Satellite measurements have shown that during the past 10 years, the surface of Greenland's ice sheet has darkened during the melt season. The effect has been most pronounced since 2009.
The coming of the melt season alone can lead to a darker surface as temperatures warm. Snow on the surface during the melt season develops larger grains as the temperatures rise. Larger grains trigger additional warming, which begets even larger grains.
Meanwhile, global warming has increased the inventory of potential darkening agents: soot from an increase in large wildfires in northern Russia and in Alaska, plus an increase in dust as a longer snow-free season has exposed soils for longer periods of time.
In addition, climate change has altered atmospheric circulation patterns in ways that have enhanced warming at high latitudes.
When the team modeled the effects of these circulation patterns on snow melt at altitudes above about 6,500 feet, where the least amount of melting tends to occur, they found that changes to the snow grains was insufficient to darken the surface as much as satellite measurements had revealed. Moreover, the darkening trend held up even in 2011, when the spring season atop the ice sheet was the coldest in a decade.
This led them to explore other darkening agents.
Soot is more effective at warming than dust, but annual measurements of dust and soot in samples taken from the North Greenland Eemian Ice Drilling site, along with measurements taken since 2006 by others at different locations around Greenland, showed that concentrations of dust have run as much as 150 times higher than concentrations of soot, swamping soot's effect. And spectral analysis of the ice-sheet surface indicated that the predominant darkening agent was reddish in color, typical of dust.

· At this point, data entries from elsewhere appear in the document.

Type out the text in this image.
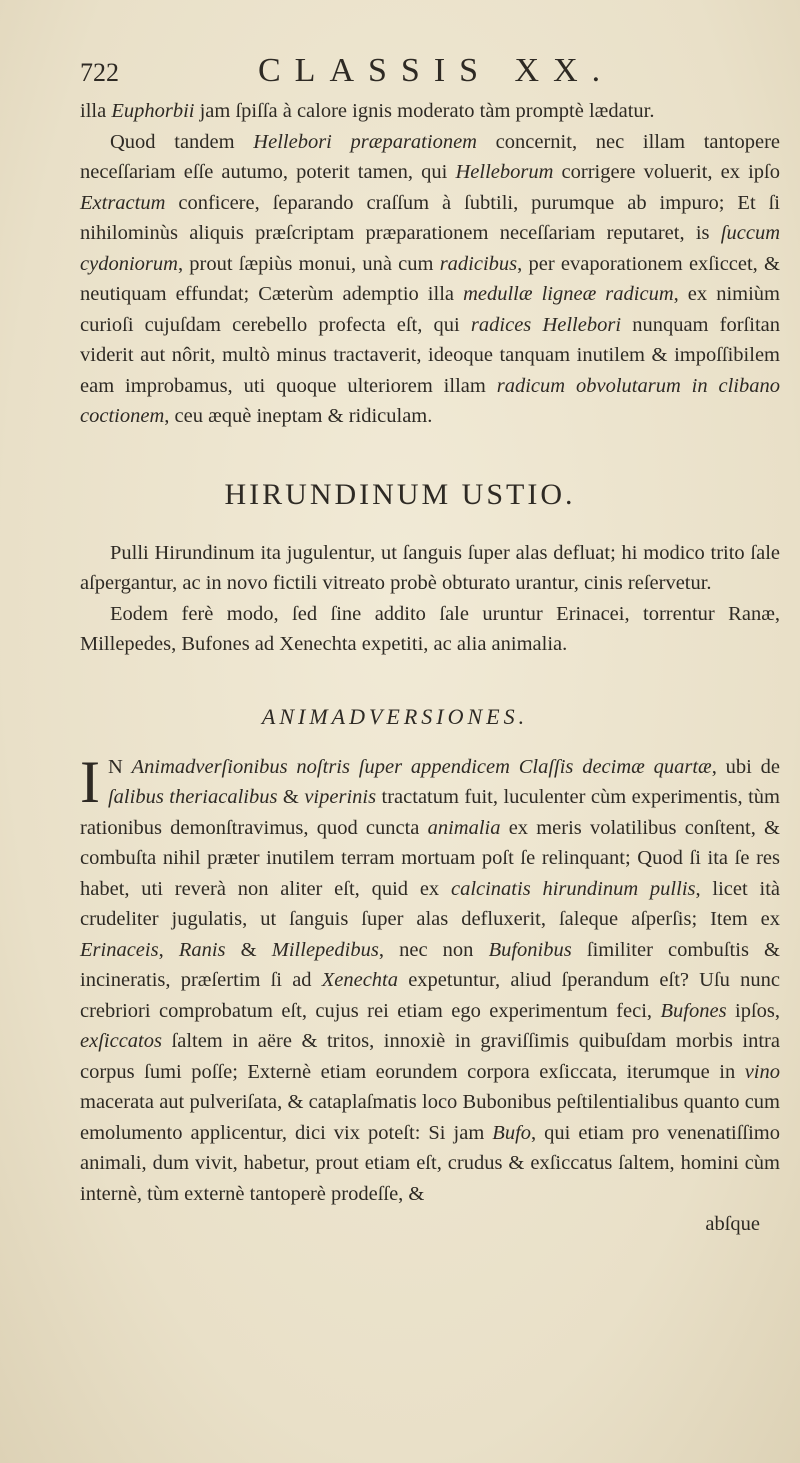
722	CLASSIS XX.

illa Euphorbii jam ſpiſſa à calore ignis moderato tàm promptè lædatur.

Quod tandem Hellebori præparationem concernit, nec illam tantopere neceſſariam eſſe autumo, poterit tamen, qui Helleborum corrigere voluerit, ex ipſo Extractum conficere, ſeparando craſſum à ſubtili, purumque ab impuro; Et ſi nihilominùs aliquis præſcriptam præparationem neceſſariam reputaret, is ſuccum cydoniorum, prout ſæpiùs monui, unà cum radicibus, per evaporationem exſiccet, & neutiquam effundat; Cæterùm ademptio illa medullæ ligneæ radicum, ex nimiùm curioſi cujuſdam cerebello profecta eſt, qui radices Hellebori nunquam forſitan viderit aut nôrit, multò minus tractaverit, ideoque tanquam inutilem & impoſſibilem eam improbamus, uti quoque ulteriorem illam radicum obvolutarum in clibano coctionem, ceu æquè ineptam & ridiculam.

HIRUNDINUM USTIO.

Pulli Hirundinum ita jugulentur, ut ſanguis ſuper alas defluat; hi modico trito ſale aſpergantur, ac in novo fictili vitreato probè obturato urantur, cinis reſervetur.

Eodem ferè modo, ſed ſine addito ſale uruntur Erinacei, torrentur Ranæ, Millepedes, Bufones ad Xenechta expetiti, ac alia animalia.

ANIMADVERSIONES.

I N Animadverſionibus noſtris ſuper appendicem Claſſis decimæ quartæ, ubi de ſalibus theriacalibus & viperinis tractatum fuit, luculenter cùm experimentis, tùm rationibus demonſtravimus, quod cuncta animalia ex meris volatilibus conſtent, & combuſta nihil præter inutilem terram mortuam poſt ſe relinquant; Quod ſi ita ſe res habet, uti reverà non aliter eſt, quid ex calcinatis hirundinum pullis, licet ità crudeliter jugulatis, ut ſanguis ſuper alas defluxerit, ſaleque aſperſis; Item ex Erinaceis, Ranis & Millepedibus, nec non Bufonibus ſimiliter combuſtis & incineratis, præſertim ſi ad Xenechta expetuntur, aliud ſperandum eſt? Uſu nunc crebriori comprobatum eſt, cujus rei etiam ego experimentum feci, Bufones ipſos, exſiccatos ſaltem in aëre & tritos, innoxiè in graviſſimis quibuſdam morbis intra corpus ſumi poſſe; Externè etiam eorundem corpora exſiccata, iterumque in vino macerata aut pulveriſata, & cataplaſmatis loco Bubonibus peſtilentialibus quanto cum emolumento applicentur, dici vix poteſt: Si jam Bufo, qui etiam pro venenatiſſimo animali, dum vivit, habetur, prout etiam eſt, crudus & exſiccatus ſaltem, homini cùm internè, tùm externè tantoperè prodeſſe, &

abſque
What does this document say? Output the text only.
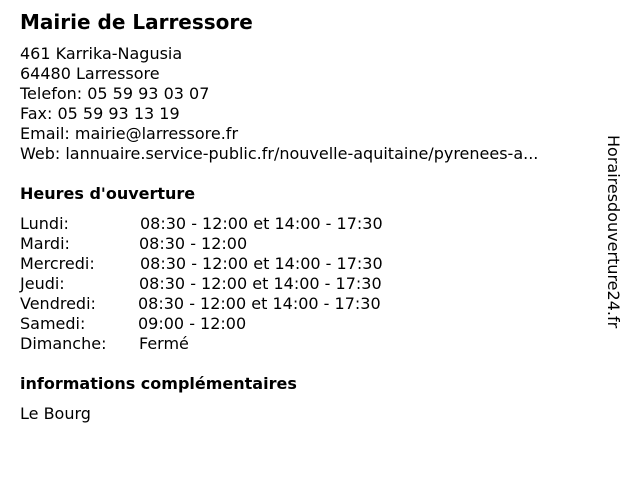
Mairie de Larressore
461 Karrika-Nagusia
64480 Larressore
Telefon: 05 59 93 03 07
Fax: 05 59 93 13 19
Email: mairie@larressore.fr
Web: lannuaire.service-public.fr/nouvelle-aquitaine/pyrenees-a...
Heures d'ouverture
Lundi:	08:30 - 12:00 et 14:00 - 17:30
Mardi:	08:30 - 12:00
Mercredi:	08:30 - 12:00 et 14:00 - 17:30
Jeudi:	08:30 - 12:00 et 14:00 - 17:30
Vendredi:	08:30 - 12:00 et 14:00 - 17:30
Samedi:	09:00 - 12:00
Dimanche: Fermé
informations complémentaires
Le Bourg
Horairesdouverture24.fr
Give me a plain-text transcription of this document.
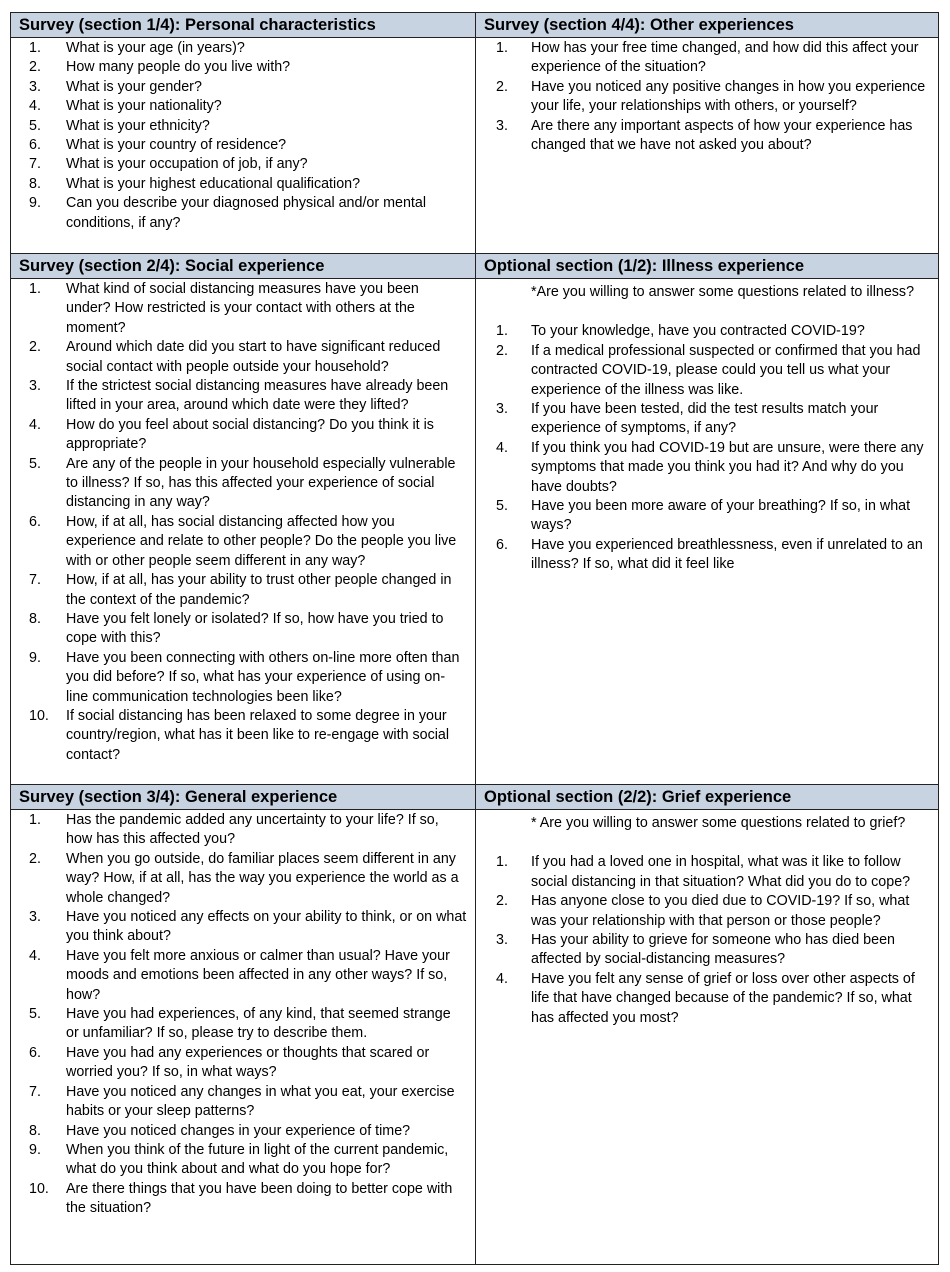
Survey (section 1/4): Personal characteristics
1. What is your age (in years)?
2. How many people do you live with?
3. What is your gender?
4. What is your nationality?
5. What is your ethnicity?
6. What is your country of residence?
7. What is your occupation of job, if any?
8. What is your highest educational qualification?
9. Can you describe your diagnosed physical and/or mental conditions, if any?
Survey (section 4/4): Other experiences
1. How has your free time changed, and how did this affect your experience of the situation?
2. Have you noticed any positive changes in how you experience your life, your relationships with others, or yourself?
3. Are there any important aspects of how your experience has changed that we have not asked you about?
Survey (section 2/4): Social experience
1. What kind of social distancing measures have you been under? How restricted is your contact with others at the moment?
2. Around which date did you start to have significant reduced social contact with people outside your household?
3. If the strictest social distancing measures have already been lifted in your area, around which date were they lifted?
4. How do you feel about social distancing? Do you think it is appropriate?
5. Are any of the people in your household especially vulnerable to illness? If so, has this affected your experience of social distancing in any way?
6. How, if at all, has social distancing affected how you experience and relate to other people? Do the people you live with or other people seem different in any way?
7. How, if at all, has your ability to trust other people changed in the context of the pandemic?
8. Have you felt lonely or isolated? If so, how have you tried to cope with this?
9. Have you been connecting with others on-line more often than you did before? If so, what has your experience of using on-line communication technologies been like?
10. If social distancing has been relaxed to some degree in your country/region, what has it been like to re-engage with social contact?
Optional section (1/2): Illness experience
*Are you willing to answer some questions related to illness?
1. To your knowledge, have you contracted COVID-19?
2. If a medical professional suspected or confirmed that you had contracted COVID-19, please could you tell us what your experience of the illness was like.
3. If you have been tested, did the test results match your experience of symptoms, if any?
4. If you think you had COVID-19 but are unsure, were there any symptoms that made you think you had it? And why do you have doubts?
5. Have you been more aware of your breathing? If so, in what ways?
6. Have you experienced breathlessness, even if unrelated to an illness? If so, what did it feel like
Survey (section 3/4): General experience
1. Has the pandemic added any uncertainty to your life? If so, how has this affected you?
2. When you go outside, do familiar places seem different in any way? How, if at all, has the way you experience the world as a whole changed?
3. Have you noticed any effects on your ability to think, or on what you think about?
4. Have you felt more anxious or calmer than usual? Have your moods and emotions been affected in any other ways? If so, how?
5. Have you had experiences, of any kind, that seemed strange or unfamiliar? If so, please try to describe them.
6. Have you had any experiences or thoughts that scared or worried you? If so, in what ways?
7. Have you noticed any changes in what you eat, your exercise habits or your sleep patterns?
8. Have you noticed changes in your experience of time?
9. When you think of the future in light of the current pandemic, what do you think about and what do you hope for?
10. Are there things that you have been doing to better cope with the situation?
Optional section (2/2): Grief experience
* Are you willing to answer some questions related to grief?
1. If you had a loved one in hospital, what was it like to follow social distancing in that situation? What did you do to cope?
2. Has anyone close to you died due to COVID-19? If so, what was your relationship with that person or those people?
3. Has your ability to grieve for someone who has died been affected by social-distancing measures?
4. Have you felt any sense of grief or loss over other aspects of life that have changed because of the pandemic? If so, what has affected you most?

That left dust as a major co-conspirator, along with general warming itself, enhancing the ice sheet's mass loss. When the team plugged the dust's effect into their snow model, they found that it contributed the additional 27 billion tons of mass loss a year.
And while two Icelandic volcanoes experienced significant eruptions in 2010 and 2011, the team notes that the melt-season darkening trend began prior to 2010.
The results are important because they represent a mechanism for reinforcing ice-mass loss that current models don't take into account, writes Jason Box, a glaciologist at the Geological Survey of Denmark and Greenland, in an e-mail from Copenhagen, where the geological survey is based. Dr. Box heads the Dark Snow project, a crowd-funded research program to directly measure the effect darkening agents have on Greenland's ice sheet.
The results imply that "sea-level rise projections are probably underestimates," he writes.
That's almost a certainty, he suggests, noting that the number of factors reinforcing mass loss from Greenland's ice sheet outnumber the factors retarding it by about 7 to 1.
Moreover, based on studies of past glacial and interglacial periods, ice builds gradually at the start of an ice age, while it declines rapidly as the climate warms again.
In the past, however, that warming started from a much colder climate than Earth is experiencing today – an interglacial period, he adds.
Greenhouse gases from burning fossil fuel and from land-use changes are adding to that natural interglacial warmth, pushing the climate into what he dubs "a super interglacial state" – something for which "there is no precedent."